HUNG OUT TO DRY?

At the same time, and by the same means, I reached out to the current chairman of the People’s Action Movement, Mr. Maclure Taylor, as well as the party’s two elected representatives, Messrs. Eugene Hamilton and Shawn Richards.  I had no response from Mr. Richards.  However, quite appropriately, Mr. Taylor’s response was: “James I have seen the letters from Mr. Blanchette.  He gave me a copy of the letters. I became Chairman with effect from 3rd April the Correspondence have not yet come up for discussion at executive; the next meeting will be after Easter”.

On the other hand, Mr. Hamilton’s response was: “I received your letter and confess that I know something about this subject but do not really know all. However if I was in Mr. Blanchette’s place I would have called for a meeting with the stakeholders and get this matter resolved rather burn bridges that in the end leaves him carrying the bag. I hope that in his haste to blame Grant he has not caused this matter to escalate beyond a solution.

Let’s look at the sequence of the events that brought us to this point.

  1. There was an election in November of 2004 which PAM lost
  2. PAM felt hard done so they petitioned the court to declare null and void, the results in Constituencies 1, 4 and 8.
  3. In time, and upon the advice of counsel, the petition in respect of Constituency 1 was withdrawn for “lack of strong evidence…”.
  4. The matter to award costs was heard and was determined in favour of the respondents.

Bear in mind that the withdrawal of a petition does not halt the wheels of justice and, in light that the court’s time and efforts, as well as those of the respondents would have been encroached upon, there must come a day of reckoning.  It was that day of reckoning that Mr. Blanchette was concerned about why he endeavoured to draw early attention to it.

His first letter, dated January 12, 2011, went to the party’s chairman of the day, Mr. Sidney Osborne, and was copied to the party’s Political Leader, Mr. Lindsay Grant, as well as the two elected parliamentary representatives, Messrs. Eugene Hamilton and Shawn Richards.  To that letter, Mr. Blanchette says, “…I have not received a response…”.

Having not received a response, and with his day of reckoning fast approaching, he wrote another letter, dated March 31, 2011, addressed to the newly-elected chairman of the party, Mr. Maclure Taylor, seeking, as did his previous letter, “…to be properly represented and indemnified…”.

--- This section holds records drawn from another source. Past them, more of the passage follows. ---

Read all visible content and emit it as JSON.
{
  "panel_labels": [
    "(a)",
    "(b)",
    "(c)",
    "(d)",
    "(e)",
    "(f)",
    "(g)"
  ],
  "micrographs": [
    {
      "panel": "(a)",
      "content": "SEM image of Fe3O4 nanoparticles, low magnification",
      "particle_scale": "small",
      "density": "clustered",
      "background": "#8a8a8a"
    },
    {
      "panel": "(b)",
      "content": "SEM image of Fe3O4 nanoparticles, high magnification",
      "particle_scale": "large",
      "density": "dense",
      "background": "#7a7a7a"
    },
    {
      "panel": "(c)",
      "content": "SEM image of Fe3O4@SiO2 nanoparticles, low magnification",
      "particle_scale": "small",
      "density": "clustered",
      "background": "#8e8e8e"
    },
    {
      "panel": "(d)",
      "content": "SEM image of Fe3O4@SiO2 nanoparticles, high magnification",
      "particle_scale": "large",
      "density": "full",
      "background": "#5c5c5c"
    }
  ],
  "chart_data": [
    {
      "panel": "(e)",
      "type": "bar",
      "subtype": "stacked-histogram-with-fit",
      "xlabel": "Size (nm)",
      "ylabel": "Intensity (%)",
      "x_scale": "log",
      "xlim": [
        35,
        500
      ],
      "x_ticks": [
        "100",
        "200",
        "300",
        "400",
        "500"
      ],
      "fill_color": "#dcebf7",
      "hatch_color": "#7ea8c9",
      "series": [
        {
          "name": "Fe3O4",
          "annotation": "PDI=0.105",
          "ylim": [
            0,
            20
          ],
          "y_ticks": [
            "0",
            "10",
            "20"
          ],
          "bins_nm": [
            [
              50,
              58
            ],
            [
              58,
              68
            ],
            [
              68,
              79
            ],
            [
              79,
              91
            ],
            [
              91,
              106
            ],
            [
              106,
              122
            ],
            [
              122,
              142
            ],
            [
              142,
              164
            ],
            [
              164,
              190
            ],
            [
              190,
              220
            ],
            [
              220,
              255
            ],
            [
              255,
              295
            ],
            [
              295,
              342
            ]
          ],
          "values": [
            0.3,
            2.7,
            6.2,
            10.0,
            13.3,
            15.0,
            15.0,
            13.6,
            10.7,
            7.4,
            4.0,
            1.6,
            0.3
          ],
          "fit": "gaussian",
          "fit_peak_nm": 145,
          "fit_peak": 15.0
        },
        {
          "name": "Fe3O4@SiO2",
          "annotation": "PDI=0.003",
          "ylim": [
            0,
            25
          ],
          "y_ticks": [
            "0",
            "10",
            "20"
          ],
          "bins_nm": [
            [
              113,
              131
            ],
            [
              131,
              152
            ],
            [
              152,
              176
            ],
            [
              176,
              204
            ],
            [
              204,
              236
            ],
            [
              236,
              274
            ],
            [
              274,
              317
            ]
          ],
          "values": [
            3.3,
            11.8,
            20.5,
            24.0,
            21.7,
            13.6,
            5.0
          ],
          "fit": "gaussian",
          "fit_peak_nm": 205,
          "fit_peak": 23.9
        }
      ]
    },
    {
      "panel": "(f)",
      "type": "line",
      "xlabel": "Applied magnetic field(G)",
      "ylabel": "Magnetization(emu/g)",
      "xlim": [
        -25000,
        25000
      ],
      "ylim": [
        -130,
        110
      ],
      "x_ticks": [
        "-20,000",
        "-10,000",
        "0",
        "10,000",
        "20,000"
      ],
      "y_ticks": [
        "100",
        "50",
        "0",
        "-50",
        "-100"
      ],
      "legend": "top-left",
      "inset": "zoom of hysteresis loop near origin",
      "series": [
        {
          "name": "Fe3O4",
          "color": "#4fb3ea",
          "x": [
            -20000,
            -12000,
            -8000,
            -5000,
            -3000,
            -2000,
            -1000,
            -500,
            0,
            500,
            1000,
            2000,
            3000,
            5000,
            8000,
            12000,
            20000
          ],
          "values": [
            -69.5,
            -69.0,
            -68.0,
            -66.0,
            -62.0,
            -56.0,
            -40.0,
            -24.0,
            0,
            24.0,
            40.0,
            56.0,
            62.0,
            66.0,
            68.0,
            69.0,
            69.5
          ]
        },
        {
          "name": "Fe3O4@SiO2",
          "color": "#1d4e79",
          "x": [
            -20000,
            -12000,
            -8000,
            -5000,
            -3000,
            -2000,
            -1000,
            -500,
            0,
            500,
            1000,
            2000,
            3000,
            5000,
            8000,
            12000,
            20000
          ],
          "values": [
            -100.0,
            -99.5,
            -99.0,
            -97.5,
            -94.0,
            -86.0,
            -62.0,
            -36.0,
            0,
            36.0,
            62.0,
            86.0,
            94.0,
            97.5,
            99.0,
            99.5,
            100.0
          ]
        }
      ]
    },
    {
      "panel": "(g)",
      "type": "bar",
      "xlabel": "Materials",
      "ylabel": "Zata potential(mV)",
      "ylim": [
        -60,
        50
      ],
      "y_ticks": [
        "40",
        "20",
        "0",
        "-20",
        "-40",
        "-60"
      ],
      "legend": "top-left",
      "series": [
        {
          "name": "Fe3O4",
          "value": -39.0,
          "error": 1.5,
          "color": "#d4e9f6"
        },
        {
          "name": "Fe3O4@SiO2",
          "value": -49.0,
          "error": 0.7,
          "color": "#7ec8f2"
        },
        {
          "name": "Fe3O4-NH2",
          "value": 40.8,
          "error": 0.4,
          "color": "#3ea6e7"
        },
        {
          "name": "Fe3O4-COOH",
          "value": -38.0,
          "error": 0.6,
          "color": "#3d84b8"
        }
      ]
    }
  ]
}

Now, having come from an insurance background, I latched on to the word “indemnified”.  It jumped out at me because it happens to be the essence of the business I was involved in practically all of my working life. It means that at person who suffers an insured loss and seeks to be indemnified, first has the legal right to be, and with that right, has to be returned to the position he occupied immediately prior to his loss.  In essence, he should be neither worse off nor better off when all is said and done.

This, to my mind, is exactly what Mr. Blanchette sought when he mentioned those words in his pieces of correspondence to the powers that be within the People’s Action Movement.  However, the fact that there were no responses to either of his letters (dated January 12th and March 31st, 2011), must have occasioned or significantly contributed to his consternation over the millstone that he felt would have been placed about his neck.

Let’s get back to Mr. Hamilton’s assessment.  He opined that had he been in Mr. Blanchette’s position, he would have “…called a meeting of the stakeholders and get this matter resolved rather burn bridges that in the end leaves him carrying the bag.”  However, given that neither one of the persons who received copies of Mr. Blanchette’s letters bothered to respond to him, how was he expected not to feel that the party had considered the bridges already burnt?  How was he not to have felt abandoned when, on December 10th, 2010, as he mentioned in his statement, Ms. Constance Mitcham told the court that she had not received any instructions from the party in relation to his matter?  How much optimism was he expected to have when nothing positive seemed to have been coming in his direction, from the party?

It is no secret that Mr. Blanchette was among five former Peoples Action Movement candidates who called for Mr. Grant’s resignation over what they called the Marriott Bribery Scandal.  Neither is it any secret that Mr. Blanchette was dismissed from The Democrat in the aftermath.  I have no opinion on that because if the party’s position was the retention of Mr. Grant, then Mr. Blanchette should have expected that his tenure with The Democrat would shortly have come to an end.  But none of this has anything to do with the matter hand because, at the material time that the petition was filed, Mr. Blanchette was firmly in bed with the party.

I do believe that, notwithstanding the fact that Mr. Blanchette and the People’s Action Movement have parted ways, given that, at the time of the filing of the petition it would not have been expected for him to personally finance the effort, he should not be expected to do so at this juncture.  That is, unless there is some provision within the constitution of the party that speaks definitively to this situation.

I trust that he has not been hung out to dry.